A doctor’s view: Most cases of influenza can be handled at homeThe flu season has hit hard here in the Northland and around the country. As part of the infectious disease department at Essentia Health, my colleagues and I care for people who have the most serious cases of the flu — and we have already had many patients who needed to be hospitalized.
By: Dr. Timothy Burke, for the News Tribune
The flu season has hit hard here in the Northland and around the country. As part of the infectious disease department at Essentia Health, my colleagues and I care for people who have the most serious cases of the flu — and we have already had many patients who needed to be hospitalized.
Most people who come down with the flu don’t need a trip to the doctor’s office or emergency department. Flu symptoms can often be treated at home, but expect to feel miserable for three to five days.
Symptoms include a fever higher than 100 degrees and one or more of the following: cough, sore throat, runny or stuffy nose, headache, chills, body aches or fatigue. The flu comes on rapidly, and I often describe it as feeling like you’ve been hit by a bus.
If you are otherwise healthy and experience these symptoms, take it easy at home. Get plenty of rest and drink lots of fluids. Over-the-counter medicines such as ibuprofen or acetaminophen can help with the fever, headaches and body pains. Don’t go back to work or school until 24 hours after your temperature has returned to normal without the use of a fever reducer.
However, certain groups of people should seek medical care at the onset of flu symptoms: pregnant women, children younger than 2 and adults older than 65, or those who have chronic medical conditions such as heart or lung disease, asthma or diabetes. These high-risk patients may be prescribed an anti-viral medication called Tamiflu, which can lessen the duration of the flu and the severity of symptoms — and could even prevent someone from needing to be hospitalized.
While it is less common, people who are normally healthy can become seriously ill with the flu or related complications. If you experience symptoms such as difficulty breathing, confusion or dizziness, chest or abdominal pain/pressure or persistent vomiting, seek immediate medical attention. In a child, you also should watch for bluish or gray skin color, inadequate fluid intake and irritability to the point that he or she doesn’t even want to be held.
We’re very concerned about signs that point to dangerously low blood oxygen levels, like blue lips or feeling like you’re going to pass out. In addition, if you start feeling better after several days of symptoms, but your fever returns and your cough becomes worse, it could be a sign of a dangerous bacterial infection.
The best protection against the flu is a vaccination — it’s not too late. Today, Essentia is offering flu shots from 9 a.m. to 5 p.m. without an appointment at our First Street Building at 420 E. First St. in Duluth and from 9 a.m. to 3 p.m. at Essentia Health St. Mary’s Hospital-Superior at 3500 Tower Ave. There are lots of other opportunities in our community, such as retail pharmacies, to get a flu shot as well.
I can’t stress enough the importance of frequent hand-washing and covering your cough. To keep the flu or any respiratory virus from spreading, cough or sneeze into a tissue. Then throw it away and wash your hands before touching anything else. If no tissue is readily available, coughing or sneezing into your elbow or forearm can also prevent the spread of flu germs.
Washing your hands often and thoroughly for 15 to 20 seconds with soap and water will go a long way toward protecting you. You also can use an alcohol-based hand sanitizer.

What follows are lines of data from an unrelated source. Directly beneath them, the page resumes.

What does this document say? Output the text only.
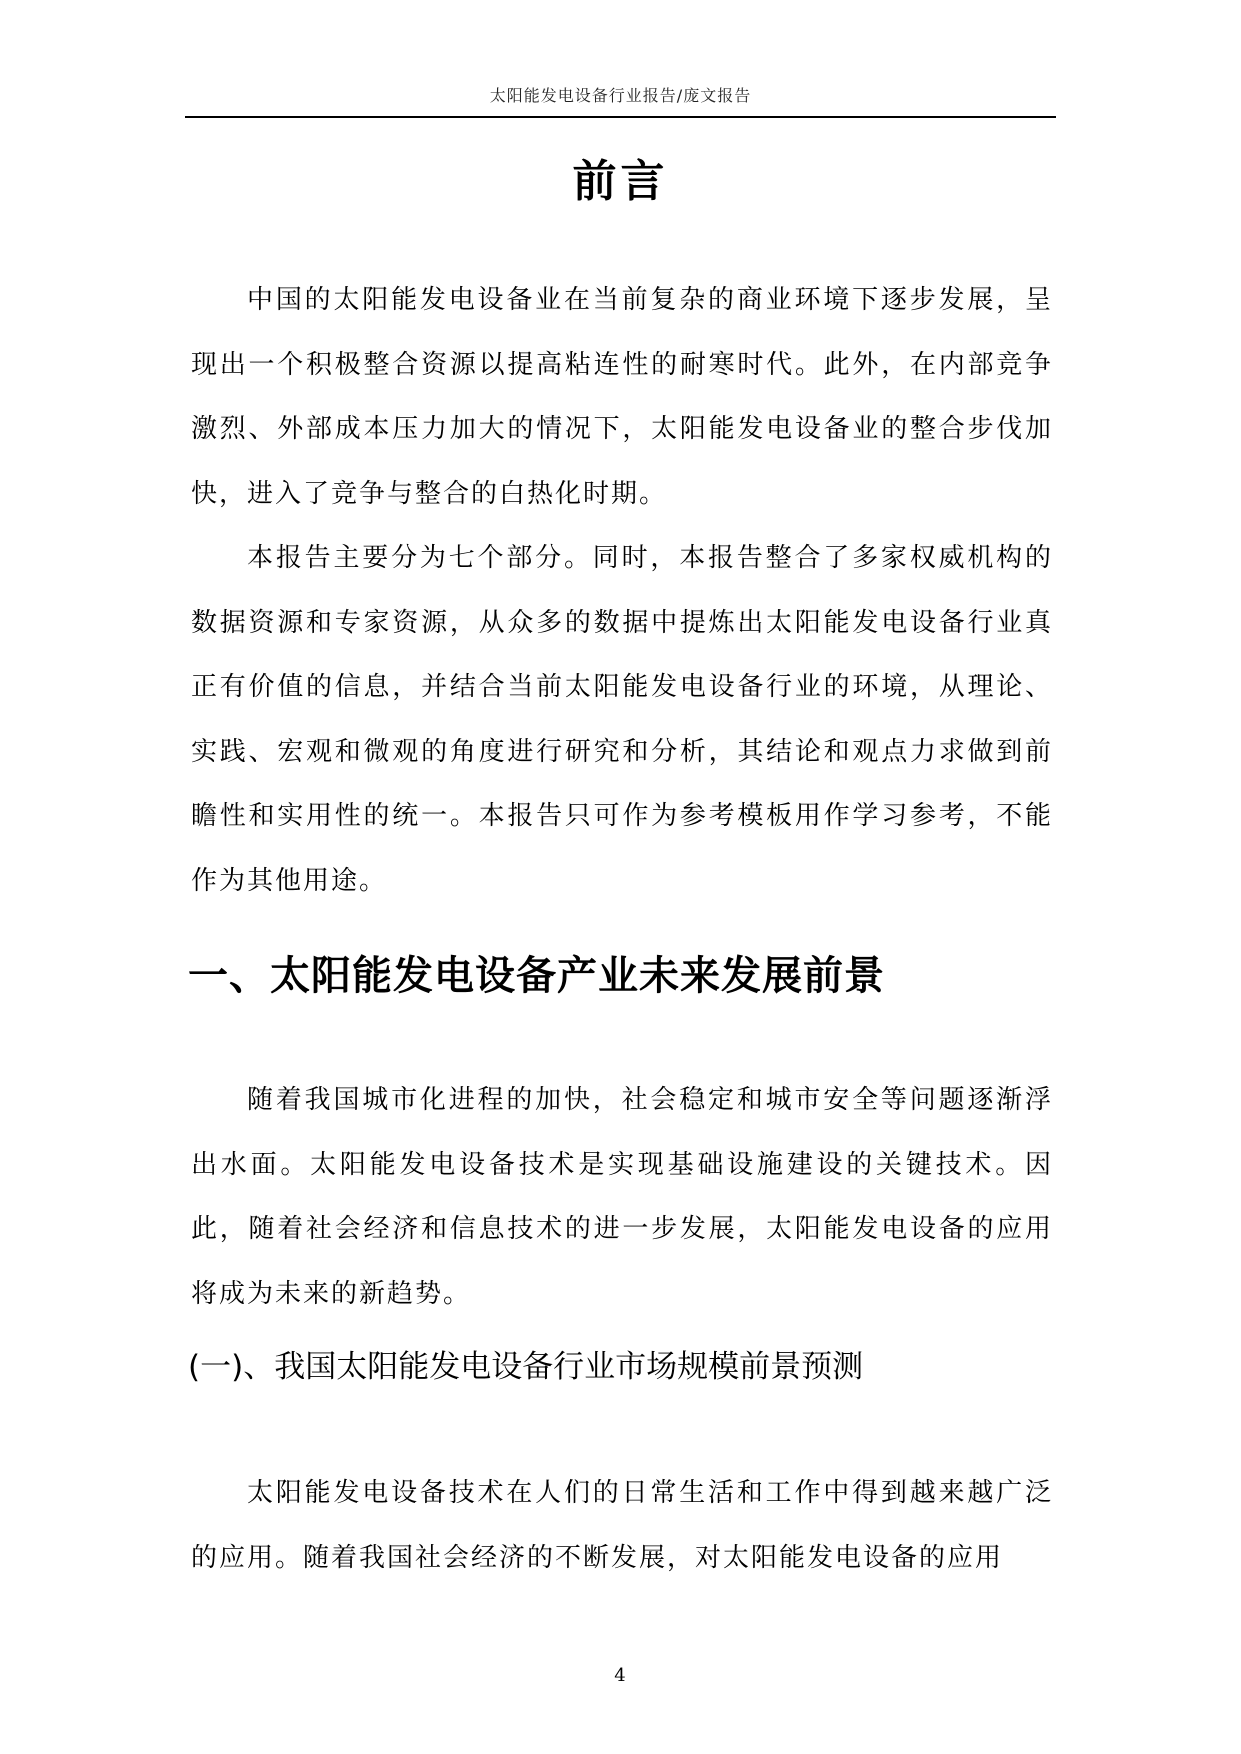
太阳能发电设备行业报告/庞文报告
前言

中国的太阳能发电设备业在当前复杂的商业环境下逐步发展，呈现出一个积极整合资源以提高粘连性的耐寒时代。此外，在内部竞争激烈、外部成本压力加大的情况下，太阳能发电设备业的整合步伐加快，进入了竞争与整合的白热化时期。

本报告主要分为七个部分。同时，本报告整合了多家权威机构的数据资源和专家资源，从众多的数据中提炼出太阳能发电设备行业真正有价值的信息，并结合当前太阳能发电设备行业的环境，从理论、实践、宏观和微观的角度进行研究和分析，其结论和观点力求做到前瞻性和实用性的统一。本报告只可作为参考模板用作学习参考，不能作为其他用途。

一、太阳能发电设备产业未来发展前景

随着我国城市化进程的加快，社会稳定和城市安全等问题逐渐浮出水面。太阳能发电设备技术是实现基础设施建设的关键技术。因此，随着社会经济和信息技术的进一步发展，太阳能发电设备的应用将成为未来的新趋势。

(一)、我国太阳能发电设备行业市场规模前景预测

太阳能发电设备技术在人们的日常生活和工作中得到越来越广泛的应用。随着我国社会经济的不断发展，对太阳能发电设备的应用

4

If you have someone at home who’s sick with the flu, remind him or her to follow these steps as well. You might consider keeping the sick person away from the common areas of the house with the door closed. At the very least, clean the bathroom daily with a disinfectant and try to disinfect other surfaces as well.
If a sick person must care for infants and children, it’s a good idea to wear a mask in addition to frequent hand-washing. At Essentia, we have masks available for patients to wear in waiting rooms to help prevent the spread of the flu. We’re also asking that hospital visitors be limited to immediate family, which means parents, spouses or significant others, and children.
I always say that flu season is unpredictable, and we don’t know how long this widespread flu activity will last. If we work together to prevent the spread of the flu — by getting vaccinated, staying home when we’re sick, washing our hands and covering our coughs — we can go a long way toward making our community healthier.
Dr. Timothy Burke is infectious disease specialist for Essentia Health.